At night, if any of us complained about not wanting to go to bed, my father would say, “That’s not a problem. You don’t have to go to bed. We’ll get you a pole, and you can sleep perched like a chicken (juquer comme une poule).”
Of course, we laughed but we preferred to sleep in our own beds.
After Sunday dinner, my father liked to lie on the living room couch to take a nap. How he ever thought a houseful of kids could be quiet enough for him to sleep in the middle of the afternoon, I don’t know, but he would try, just the same, to nap on the couch. After a while, when we thought our father was asleep, with Robert and me as instigators, we kids would stuff toilet paper under his glass lenses. (How could he have slept through that!) Then when we were through, he’d “wake” up.
“I’m going blind,” he’d shout to my mother who was perhaps in the kitchen, beyond the dining room. We were waiting for this response, of course, and it would make us laugh.
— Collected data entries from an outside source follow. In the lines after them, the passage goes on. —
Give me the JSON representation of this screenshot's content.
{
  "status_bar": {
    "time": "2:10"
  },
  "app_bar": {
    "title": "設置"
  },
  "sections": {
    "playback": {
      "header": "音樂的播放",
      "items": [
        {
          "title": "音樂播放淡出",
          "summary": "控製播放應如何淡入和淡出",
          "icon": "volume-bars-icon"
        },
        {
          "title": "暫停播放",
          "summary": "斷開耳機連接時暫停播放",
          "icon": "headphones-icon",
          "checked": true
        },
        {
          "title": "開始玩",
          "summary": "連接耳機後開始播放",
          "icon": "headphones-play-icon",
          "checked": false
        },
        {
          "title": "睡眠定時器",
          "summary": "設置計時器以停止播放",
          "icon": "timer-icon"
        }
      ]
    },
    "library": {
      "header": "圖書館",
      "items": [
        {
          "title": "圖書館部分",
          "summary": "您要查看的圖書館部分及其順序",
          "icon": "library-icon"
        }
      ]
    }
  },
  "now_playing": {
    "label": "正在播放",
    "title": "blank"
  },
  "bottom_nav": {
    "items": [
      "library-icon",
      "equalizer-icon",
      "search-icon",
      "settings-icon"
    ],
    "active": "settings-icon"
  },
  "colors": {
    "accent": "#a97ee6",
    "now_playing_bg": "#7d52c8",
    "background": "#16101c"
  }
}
This happened many Sunday afternoons, and as children, we did not realize that he was on to us. It is hard for me to imagine that at this time my playful father was only about 28 or 29 years old. (The youngest in my family probably didn’t experience him as playful. But by the time they were born, my father had become more the rule setter than the playful father. I suppose that was a result of getting older—and having more children.)